Faith seemed embarrassed. “I don’t have a regular doctor.”
Sara took out her prescription pad and wrote down the name of a woman she’d interned with years ago. “Delia Wallace works out of Emory. She has a dual specialty in gynecology and endocrinology. I’ll call her tonight so her office knows to work you in.”
Faith still seemed unconvinced. “How can I suddenly have this? I know I’ve put on weight, but I’m not fat.”
“You don’t have to be fat,” Sara told her. “You’re older now. The baby affects your hormones, your ability to produce insulin. You haven’t been eating well. The stars lined up and it triggered you.”
“It’s Will’s fault,” Faith mumbled. “He eats like a twelve-year-old. Doughnuts, pizza, hamburgers. He can’t go into a gas station without buying nachos and a hot dog.”
Sara sat down on the edge of the bed again. “Faith, this isn’t the end of the world. You’re in good shape. You’ve got great insurance. You can manage this.”
“What if I …” She blanched, breaking eye contact with Sara. “What if I wasn’t pregnant?”
“We’re not talking about gestational diabetes here. This is full-blown, type two. A termination won’t suddenly make the pro
blem go away,” Sara answered. “Look, this is probably something you’ve been building up to for a while. Being pregnant brought it on faster. It will make things more complicated in the beginning, but not impossible.”
“I just …” She didn’t seem capable of finishing a sentence.

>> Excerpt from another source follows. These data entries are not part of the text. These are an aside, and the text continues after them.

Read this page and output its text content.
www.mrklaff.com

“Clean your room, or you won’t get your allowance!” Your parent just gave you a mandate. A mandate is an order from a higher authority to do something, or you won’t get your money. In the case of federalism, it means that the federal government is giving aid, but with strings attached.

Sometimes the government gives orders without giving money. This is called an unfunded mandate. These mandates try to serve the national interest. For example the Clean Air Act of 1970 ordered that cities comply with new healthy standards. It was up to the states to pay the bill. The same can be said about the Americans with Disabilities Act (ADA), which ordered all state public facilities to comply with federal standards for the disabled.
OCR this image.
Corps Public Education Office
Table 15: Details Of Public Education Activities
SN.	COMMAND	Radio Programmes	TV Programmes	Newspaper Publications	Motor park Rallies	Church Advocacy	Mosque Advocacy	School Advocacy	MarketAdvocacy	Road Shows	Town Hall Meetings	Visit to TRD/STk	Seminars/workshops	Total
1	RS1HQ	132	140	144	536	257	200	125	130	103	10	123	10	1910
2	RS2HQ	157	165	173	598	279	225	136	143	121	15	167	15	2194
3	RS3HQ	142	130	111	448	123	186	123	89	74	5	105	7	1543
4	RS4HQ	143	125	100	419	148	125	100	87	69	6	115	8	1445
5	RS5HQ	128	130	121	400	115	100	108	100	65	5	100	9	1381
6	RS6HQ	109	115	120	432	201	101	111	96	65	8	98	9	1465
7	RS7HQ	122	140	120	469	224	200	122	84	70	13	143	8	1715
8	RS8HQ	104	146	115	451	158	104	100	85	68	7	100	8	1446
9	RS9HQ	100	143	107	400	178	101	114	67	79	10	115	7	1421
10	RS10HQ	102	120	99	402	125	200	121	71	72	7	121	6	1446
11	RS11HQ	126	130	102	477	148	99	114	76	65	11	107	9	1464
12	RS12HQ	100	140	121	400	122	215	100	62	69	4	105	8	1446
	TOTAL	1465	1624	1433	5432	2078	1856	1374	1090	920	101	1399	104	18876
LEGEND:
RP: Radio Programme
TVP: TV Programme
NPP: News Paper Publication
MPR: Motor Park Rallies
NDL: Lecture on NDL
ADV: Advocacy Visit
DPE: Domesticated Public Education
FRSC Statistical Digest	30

Sara patted her hand, standing. “Dr. Wallace is an excellent diagnostician. I know for a fact that she takes the city insurance plan.”
“State,” Faith corrected. “I’m with the GBI.”
Sara assumed the Georgia Bureau of Investigation’s plan was similar, but she didn’t quibble. Faith was obviously having difficulty absorbing the news, and Sara had not exactly eased her into it. You couldn’t unring a bell, though. Sara patted her arm. “Mary will give you an injection. You’ll be feeling better in no time.” She started to leave. “I mean it about calling Dr. Wallace,” she added firmly. “I want you on the phone with her office first thing in the morning, and you need to be eating more than sticky buns. Low-carb, low-fat, regular healthy meals and snacks, okay?”
Faith nodded, still dumbstruck, and Sara left the room feeling like an absolute heel. Her bedside manner had certainly deteriorated over the years, but this represented a new low. Wasn’t that anonymity why she had come to Grady in the first place? But for a handful of homeless men and some prostitutes, she seldom saw a patient more than once. That had been the real pull for Sara—the absolute detachment. She wasn’t at a stage in her life where she wanted to make connections with people. Every new chart was an opportunity to start all over. If Sara was lucky—and if Faith Mitchell was careful—they would probably never see each other again.
Instead of going back into the doctors’ lounge to finish her charts, Sara walked past the nurses’ station, through the double doors, into the overfilled waiting room and finally found herself outside. There were a couple of respiratory therapists by the exit smoking cigarettes, so Sara kept walking toward the back of the building. Guilt about Faith Mitchell still hung heavy on her shoulders, and she looked up Delia Wallace’s number in her cell phone before she forgot to follow up. The service took her message about Faith, and Sara felt slightly better as she ended the call.